FORT WORTH, Texas — BNSF Railway and J.B. Hunt will begin serving a new intermodal terminal at the Port of Tacoma, Wash., next month.
BNSF and the Northwest Seaport Alliance said the terminal will meet increased demand for intermodal service in the Seattle region. The new terminal, on 16 acres leased from the port authority, will have a capacity for 50,000 lifts annually. The Tacoma South facility will complement BNSF’s current domestic intermodal facility in Tukwila, serving NWSA’s Seattle Harbor.
BNSF will launch a direct container-only joint service with J.B. Hunt between its Tacoma South facility and Chicago. The new service will provide greater network and facility efficiency for BNSF while increasing container capacity and chassis availability for J. B. Hunt, the intermodal partners said in an announcement on Wednesday.

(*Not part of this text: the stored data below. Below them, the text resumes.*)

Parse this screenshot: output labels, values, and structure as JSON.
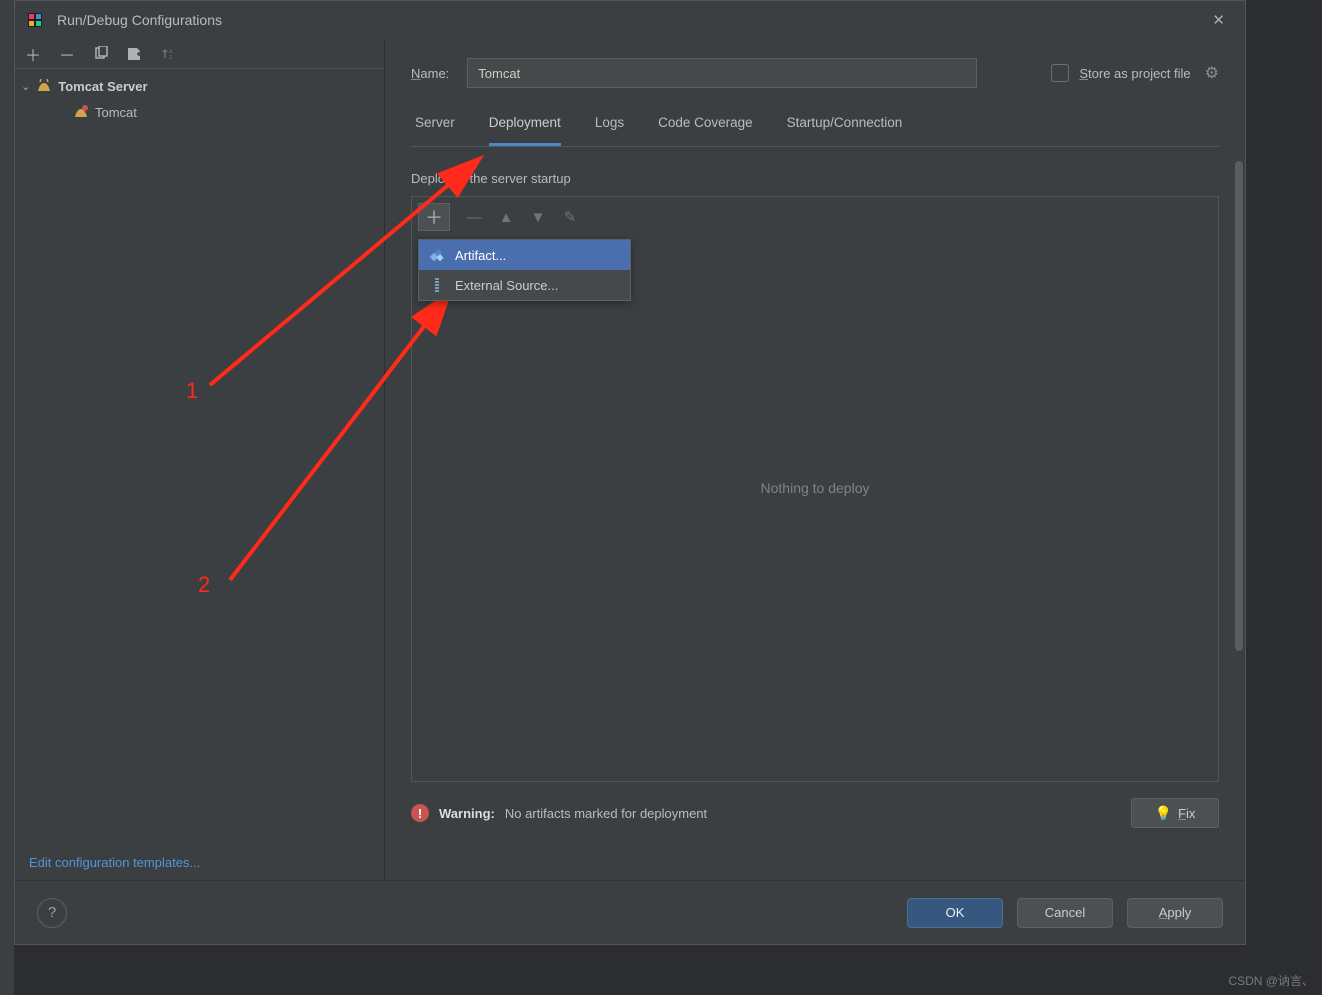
{
  "titlebar": {
    "title": "Run/Debug Configurations"
  },
  "sidebar": {
    "group_label": "Tomcat Server",
    "item_label": "Tomcat",
    "edit_templates": "Edit configuration templates..."
  },
  "main": {
    "name_label": "Name:",
    "name_value": "Tomcat",
    "store_label": "Store as project file",
    "tabs": [
      "Server",
      "Deployment",
      "Logs",
      "Code Coverage",
      "Startup/Connection"
    ],
    "active_tab": 1,
    "section_label": "Deploy at the server startup",
    "dropdown": {
      "items": [
        "Artifact...",
        "External Source..."
      ],
      "selected": 0
    },
    "empty_text": "Nothing to deploy",
    "warning_label": "Warning:",
    "warning_text": "No artifacts marked for deployment",
    "fix_label": "Fix"
  },
  "footer": {
    "ok": "OK",
    "cancel": "Cancel",
    "apply": "Apply"
  },
  "annotations": {
    "num1": "1",
    "num2": "2"
  },
  "watermark": "CSDN @讷言、"
}
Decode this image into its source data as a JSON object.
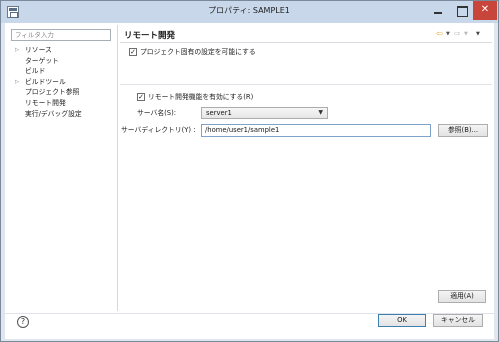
{
  "window": {
    "title": "プロパティ: SAMPLE1",
    "close_glyph": "✕"
  },
  "filter": {
    "placeholder": "フィルタ入力"
  },
  "tree": {
    "items": [
      {
        "label": "リソース",
        "expandable": true
      },
      {
        "label": "ターゲット",
        "expandable": false
      },
      {
        "label": "ビルド",
        "expandable": false
      },
      {
        "label": "ビルドツール",
        "expandable": true
      },
      {
        "label": "プロジェクト参照",
        "expandable": false
      },
      {
        "label": "リモート開発",
        "expandable": false,
        "selected": true
      },
      {
        "label": "実行/デバッグ設定",
        "expandable": false
      }
    ],
    "expand_glyph": "▷"
  },
  "page": {
    "title": "リモート開発",
    "nav": {
      "back": "⇦",
      "forward": "⇨",
      "dropdown": "▼"
    }
  },
  "settings": {
    "project_specific": {
      "label": "プロジェクト固有の設定を可能にする",
      "checked": true
    },
    "enable_remote": {
      "label": "リモート開発機能を有効にする(R)",
      "checked": true
    },
    "server_name": {
      "label": "サーバ名(S):",
      "value": "server1"
    },
    "server_dir": {
      "label": "サーバディレクトリ(Y) :",
      "value": "/home/user1/sample1"
    },
    "browse_label": "参照(B)...",
    "check_glyph": "✓",
    "dropdown_glyph": "▼"
  },
  "buttons": {
    "apply": "適用(A)",
    "ok": "OK",
    "cancel": "キャンセル",
    "help": "?"
  }
}
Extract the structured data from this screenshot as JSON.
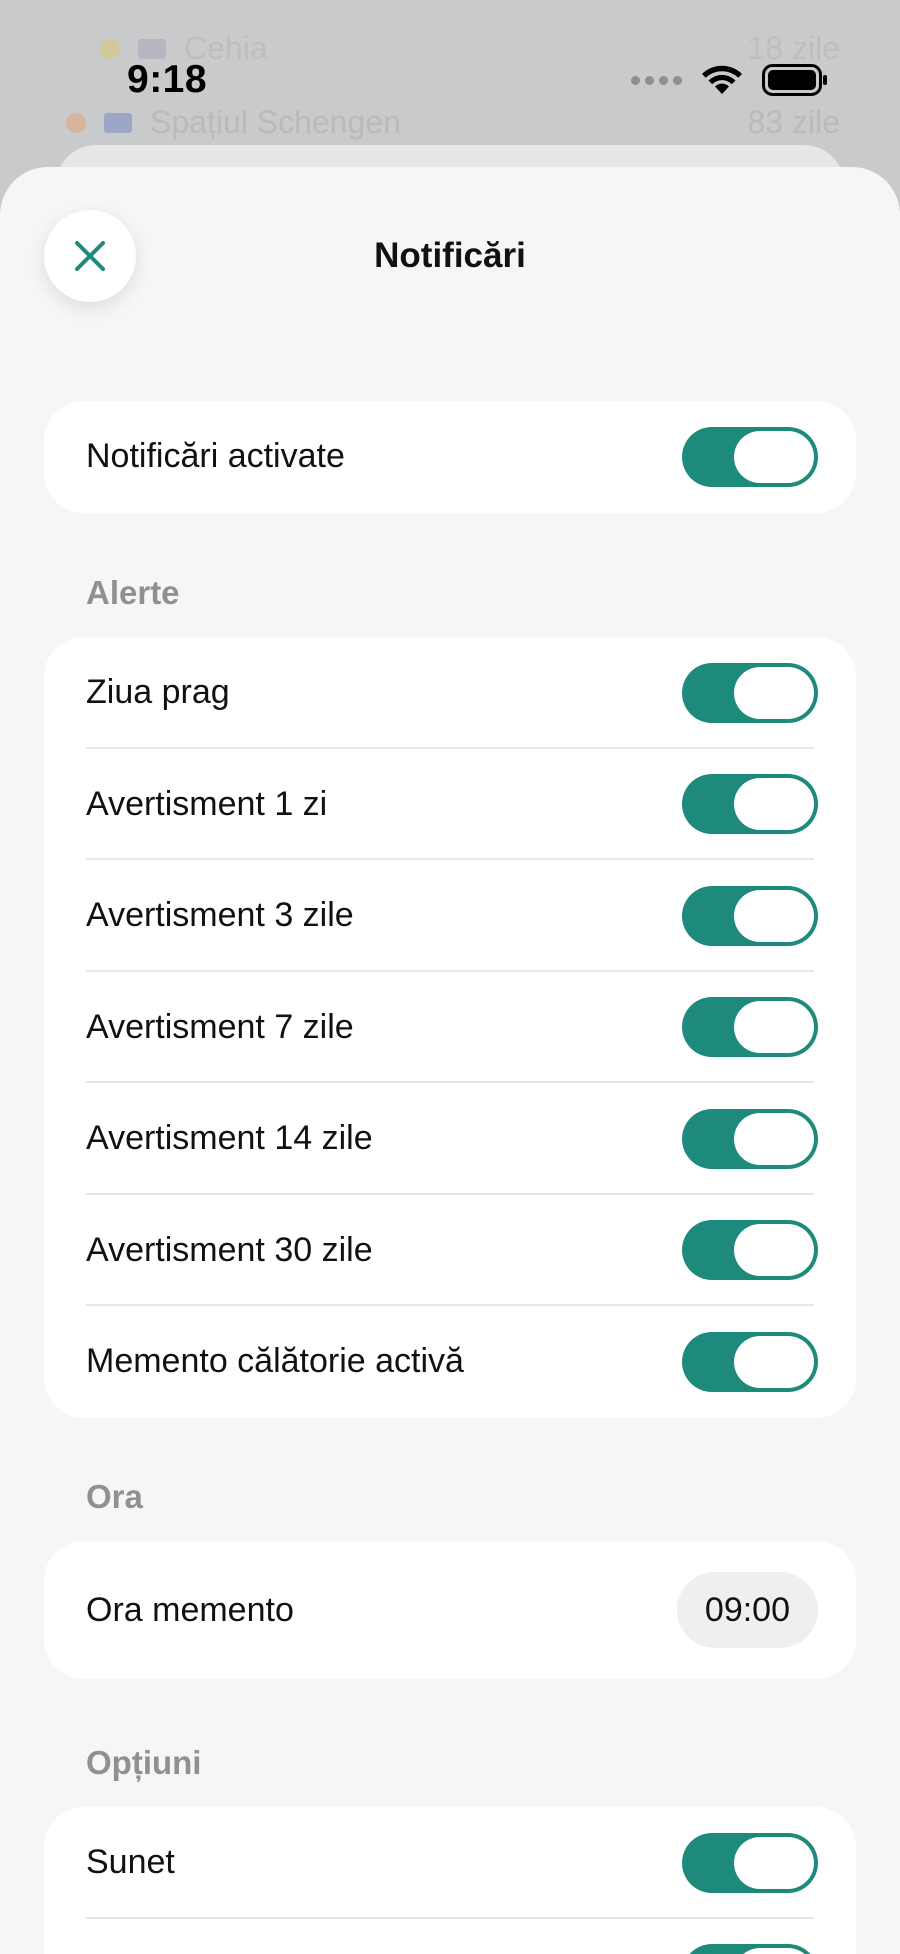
{
  "status_bar": {
    "time": "9:18"
  },
  "background_list": [
    {
      "name": "Cehia",
      "value": "18 zile"
    },
    {
      "name": "Spațiul Schengen",
      "value": "83 zile"
    }
  ],
  "header": {
    "title": "Notificări"
  },
  "master": {
    "label": "Notificări activate",
    "enabled": true
  },
  "sections": {
    "alerts": {
      "title": "Alerte",
      "items": [
        {
          "label": "Ziua prag",
          "enabled": true
        },
        {
          "label": "Avertisment 1 zi",
          "enabled": true
        },
        {
          "label": "Avertisment 3 zile",
          "enabled": true
        },
        {
          "label": "Avertisment 7 zile",
          "enabled": true
        },
        {
          "label": "Avertisment 14 zile",
          "enabled": true
        },
        {
          "label": "Avertisment 30 zile",
          "enabled": true
        },
        {
          "label": "Memento călătorie activă",
          "enabled": true
        }
      ]
    },
    "time": {
      "title": "Ora",
      "reminder_label": "Ora memento",
      "reminder_value": "09:00"
    },
    "options": {
      "title": "Opțiuni",
      "items": [
        {
          "label": "Sunet",
          "enabled": true
        }
      ]
    }
  },
  "colors": {
    "accent": "#1e8a7b",
    "sheet_background": "#f5f6f6",
    "card_background": "#ffffff",
    "section_label": "#8f9091"
  },
  "icons": {
    "close": "close-icon",
    "wifi": "wifi-icon",
    "battery": "battery-icon",
    "signal": "signal-icon"
  }
}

“The new Tacoma South facility builds upon our joint initiative with J.B. Hunt to substantially improve capacity in the intermodal marketplace while also meeting the expanding needs of our customers,” Tom Williams, BNSF group vice president, Consumer Products, said in a statement. “Our collaboration with the NWSA will help support greater warehousing and distribution needs in the fast-growing greater Seattle area.”

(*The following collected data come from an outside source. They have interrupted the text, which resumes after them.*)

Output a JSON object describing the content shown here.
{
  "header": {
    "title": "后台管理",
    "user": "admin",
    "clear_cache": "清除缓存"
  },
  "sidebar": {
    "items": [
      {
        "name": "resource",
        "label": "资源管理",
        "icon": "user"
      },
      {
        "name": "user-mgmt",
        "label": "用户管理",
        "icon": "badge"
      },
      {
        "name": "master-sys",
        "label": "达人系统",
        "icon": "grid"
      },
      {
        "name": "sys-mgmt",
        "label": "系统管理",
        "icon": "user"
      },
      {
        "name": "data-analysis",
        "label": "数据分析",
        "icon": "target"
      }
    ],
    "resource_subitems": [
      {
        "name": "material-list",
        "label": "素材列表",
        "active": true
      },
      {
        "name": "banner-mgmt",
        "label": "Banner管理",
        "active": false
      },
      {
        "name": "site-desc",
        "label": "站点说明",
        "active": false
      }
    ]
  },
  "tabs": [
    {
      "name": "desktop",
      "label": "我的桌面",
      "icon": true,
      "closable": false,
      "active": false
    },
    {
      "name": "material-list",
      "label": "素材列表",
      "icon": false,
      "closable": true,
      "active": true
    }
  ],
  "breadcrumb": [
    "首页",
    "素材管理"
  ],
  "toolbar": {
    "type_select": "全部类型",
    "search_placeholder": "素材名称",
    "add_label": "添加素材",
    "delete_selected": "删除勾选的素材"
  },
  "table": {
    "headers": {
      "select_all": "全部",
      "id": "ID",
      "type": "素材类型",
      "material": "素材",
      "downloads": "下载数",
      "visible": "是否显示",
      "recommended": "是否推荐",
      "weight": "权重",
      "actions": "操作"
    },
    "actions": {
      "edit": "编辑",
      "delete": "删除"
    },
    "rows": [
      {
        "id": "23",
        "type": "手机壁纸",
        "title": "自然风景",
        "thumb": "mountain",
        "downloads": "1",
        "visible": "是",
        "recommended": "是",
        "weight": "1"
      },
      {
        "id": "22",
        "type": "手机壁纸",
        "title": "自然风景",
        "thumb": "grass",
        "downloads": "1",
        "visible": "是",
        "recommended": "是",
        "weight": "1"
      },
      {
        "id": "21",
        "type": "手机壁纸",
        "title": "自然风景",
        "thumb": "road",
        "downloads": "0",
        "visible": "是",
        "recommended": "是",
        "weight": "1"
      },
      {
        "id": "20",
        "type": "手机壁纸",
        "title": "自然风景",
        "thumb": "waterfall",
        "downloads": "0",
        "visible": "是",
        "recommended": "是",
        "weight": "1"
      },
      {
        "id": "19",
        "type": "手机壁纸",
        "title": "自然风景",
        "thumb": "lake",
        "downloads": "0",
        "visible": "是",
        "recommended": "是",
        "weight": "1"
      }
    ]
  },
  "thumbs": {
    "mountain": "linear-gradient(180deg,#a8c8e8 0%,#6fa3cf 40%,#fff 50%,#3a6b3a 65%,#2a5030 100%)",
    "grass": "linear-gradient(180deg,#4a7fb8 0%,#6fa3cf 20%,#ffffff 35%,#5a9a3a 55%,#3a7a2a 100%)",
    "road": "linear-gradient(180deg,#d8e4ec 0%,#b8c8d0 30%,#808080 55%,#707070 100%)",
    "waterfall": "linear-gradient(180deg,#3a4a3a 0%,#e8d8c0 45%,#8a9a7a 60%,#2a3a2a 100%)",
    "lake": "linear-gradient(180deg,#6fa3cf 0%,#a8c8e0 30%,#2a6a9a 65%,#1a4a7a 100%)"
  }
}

“Growing the NWSA’s domestic intermodal volumes has long been a goal for the Seattle and Tacoma gateway,” said Don Meyer, NWSA co-chair and Port of Tacoma commission president. “The facility will increase job opportunities while reducing truck emissions associated with moving cargo to inland markets.”
Anybody know if these trains will go east via Everett or follow the old Northern Pacific route over the mountains east to Pasco?
I’m pretty sure the NP over Stampede isn’t cleared for double stacks, so probably through Everett, maybe up the Columbia River Gorge.
BNSF can’t get enough drivers In Chicago to take the containers away, so while this sounds great for the future, it won’t help in the near term.